I was in Massachusetts last week; I didn’t have internet access! It was pretty great. Back at work yesterday and today, we haven’t been doing a whole lot. We’re in transitional mode – the bulk of summer work is done, and we’re gearing up for the school year. Teachers have been coming in and setting up their rooms, needing things, creating lots of garbage and cardboard to break down. I think next week is going to be busy, but for now, things have been comically slow at times. Like yesterday, my first day back after my vacation, I came in at 6:30am, moved about 3 boxes, and then we went on break until about 8:50am. And I can’t account for that time – I know co-workers were talking that whole time, but I was pretty much in a daze, and it felt like any normal 15-30 minute break.
Then today, we were going to be in the library for a while, cleaning, so I went to go find the radio we’ve been bringing around with us. I looked all over and couldn’t find it. I passed my supervisor in the hall and asked her if she knew where it was. She switched gears and started looking for it; I gave up and went back to the library. She eventually showed up without it. Then my co-worker (who really can find anything we’re missing) went to track it down. He came back and said he found it in a teacher’s classroom, but he couldn’t tell which one was hers and which one was ours. So he didn’t touch them. I then went down to the room to get ours. This all took about an hour. Then we listened to some sweet soft rock, to make our workday fly by. One major facet of our job (especially during summers) is remembering where we last left things that we commonly use. It’s an almost daily occurence that we’ll use a tool and then leave it behind and not need it until the following week and have no idea where we last had it. A lot of mentally retracing steps.
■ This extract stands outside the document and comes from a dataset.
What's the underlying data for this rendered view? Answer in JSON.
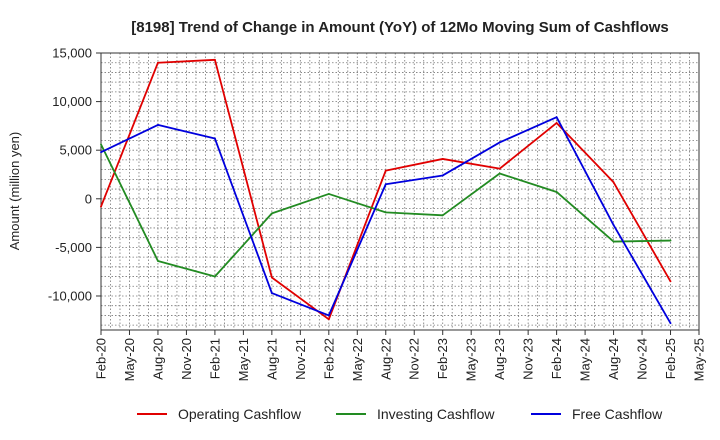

My co-worker has commented more than once this summer about how strong I am – about how I don’t look it, but I can really lift stuff. It’s really nice to hear, and true. I mean, I’ve always gotten right in there to lift heavy things, but I have definitely gained some muscle mass since being on testosterone. It’s the only noticeable physical change going on, and the only one I actually want and feel comfortable with; it’s all working out awesome so far. Also, it’s not noticeable at work to the point where it’s unusual. My uniform shirt is pretty baggy and bulky, so I think his comments are based on the amount I can lift with ease., as opposed to my appearance. It is noticeable outside of work though, like if I wear a tank top or tighter shirt. I’ve noticed some of my shirts feeling tighter / fitting better.
I imagine I’ll write more in depth about this at some point, but for now I just want to note that I am not out at work as non-binary. Nor am I out as trans*. I’m referred to with female pronouns, and I have never seriously considered advocating for that to change. It just feels like it would be draining, beyond belief. I’ve been pathologically private about myself, actually, until very recently when I started forcing myself to talk a little more. And I finally revealed that I have a partner, and that we’ve been living together the whole time all you guys (co-workers and supervisor) have known me (we’re talking like 6 years). But I forgot to drop a pronoun or name during that whole conversation, so I had to later use the word “girlfriend” even though I wouldn’t actually refer to her as such, just to be clear.
I’d been gradually realizing that all this secrecy was working against me and my ability to be an actual person while at work. Since opening up little by little, working relationships have shifted for the better, and I’m feeling significantly more confident and comfortable.